Slowed down upswing
Austria’s industry is feeling the problems in the supply chains. That is according to Bank Austria’s latest report on its Purchasing Managers’ Index. The bank has been publishing this index, which is produced in collaboration with the British market research institute IHS Markit, since 1998.
Currently, Austrian industry continues to recover strongly. However, the momentum is waning somewhat, as Bank Austria notes.
Purchasing managers’ index down
The Purchasing Managers’ Index fell in August for the second time in a row. However, Bank Austria describes the current index value of 61.8 points as excellent. The indicator continues to show a very high growth rate, which is still clearly above that of previous recovery phases in Austrian industry.
Bank Austria justifies the decline in the Purchasing Managers’ Index in the past two months by the weakening support from the international economy as well as renewed problems in the supply chains.

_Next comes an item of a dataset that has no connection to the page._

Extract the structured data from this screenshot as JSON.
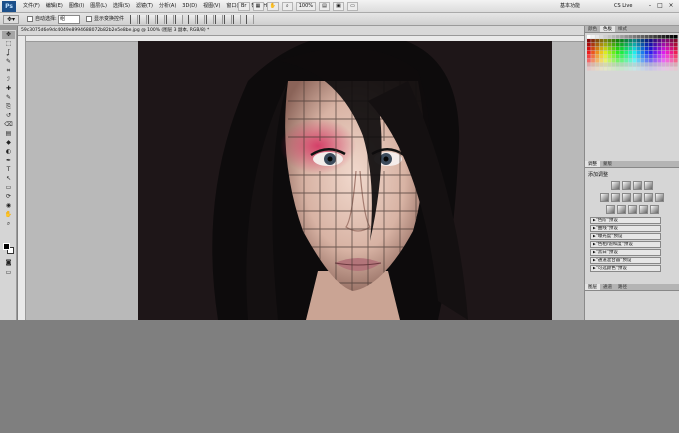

At the same time, the bank reports a slowdown in production expansion in Austrian industry.
Increased costs in purchasing
According to the financial institution, the delivery delays led to another sharp increase in purchasing costs in August. Due to existing agreements, Austrian companies were unable to pass on the full extent of the sharp rise in the cost of input materials and raw materials to customers in the month. According to the bank, this resulted in a deterioration in earnings on average. However, strong demand in recent months has ensured a strengthening of pricing power, Bank Austria notes.
Problems with supplies from Asia are likely to continue for some months, the bank believes. As a result, the upturn in prices should not lose steam too quickly, the financial institution mentions in this regard.
Positive business outlook
For the coming months, Bank Austria says it expects the industrial upturn to continue at a stable pace. In addition, the financial institution reports that Austrian companies are somewhat more optimistic about the business outlook for the year.